Artificial Snow to Save Antarctica
Governments could stop the West Antarctic Ice Sheet from sliding into the ocean and submerging coastal cities by launching a last-ditch engineering project to blanket its surface with "artificial snow."
Scientists believe that global warming has already caused so much melting at the South Pole that the giant ice sheet is now on course to disintegrate, which would trigger an eventual global sea level rise of at least three meters over centuries, Reuters reported.
The authors of the new study envisaged using 12,000 wind turbines to pump seawater 1,500 meters up to the surface, where it would be frozen into "snow" to try to weigh the sheet down enough to stop it collapsing any further.
Anders Levermann, a professor at Germany's Potsdam Institute for Climate Impact Research, and co-author of the study published in the Science Advances journal, told Reuters: "We have already awoken the giant at the southern pole. We are already at a point of no return if we don't do anything. We can bring it back to the stable point by a small interference now or by larger and larger interference later."

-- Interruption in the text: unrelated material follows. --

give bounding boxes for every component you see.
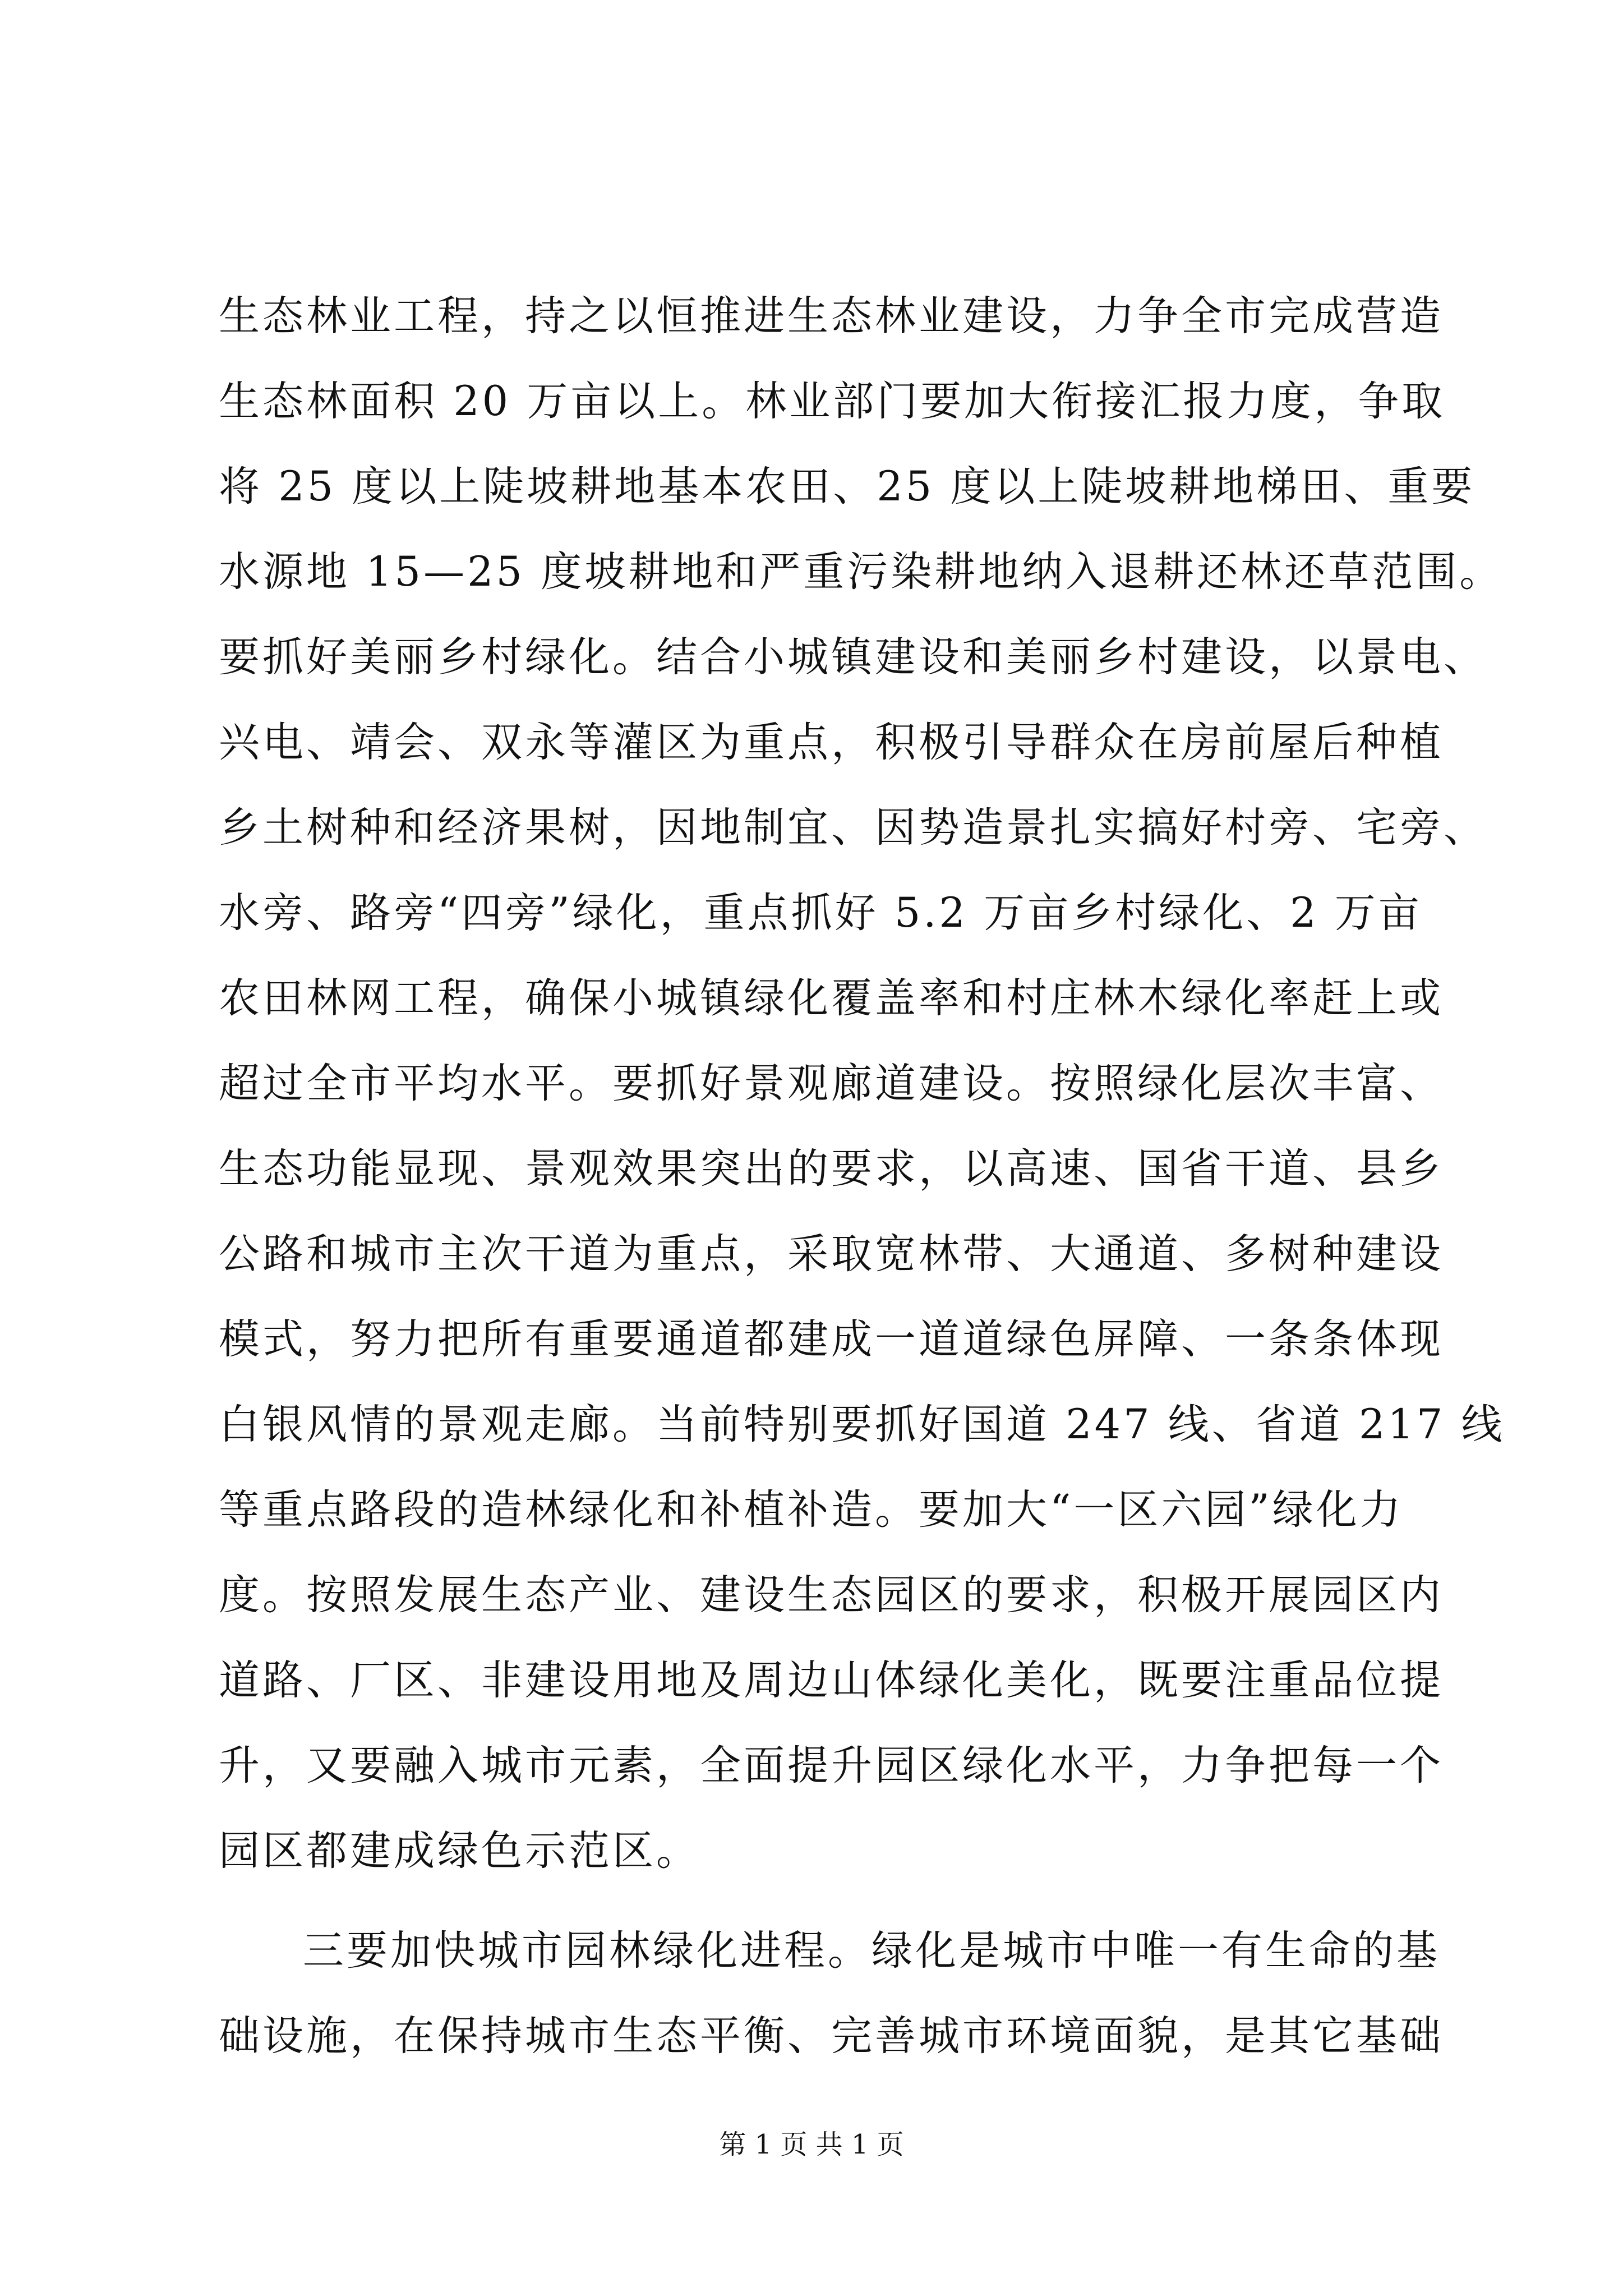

With the droughts, floods, storms and wildfires associated with climate change intensifying globally, some scientists have begun to seriously contemplate interventions that would have been dismissed as wildly impractical even a few years ago.
Echoing many other climate scientists, Levermann said the most urgent priority was to deliver the rapid cuts in carbon emissions needed to meet the temperature goals of the 2015 Paris Agreement.
Although Levermann said full sea level rise projected to follow the collapse of the West Antarctic Ice Sheet might not unfold for hundreds of years, he said he published the paper out of concern for the fate of low-lying populations. "The sea level rise from Western Antarctica will eventually submerge Hamburg, Shanghai, New York and Hong Kong," he added.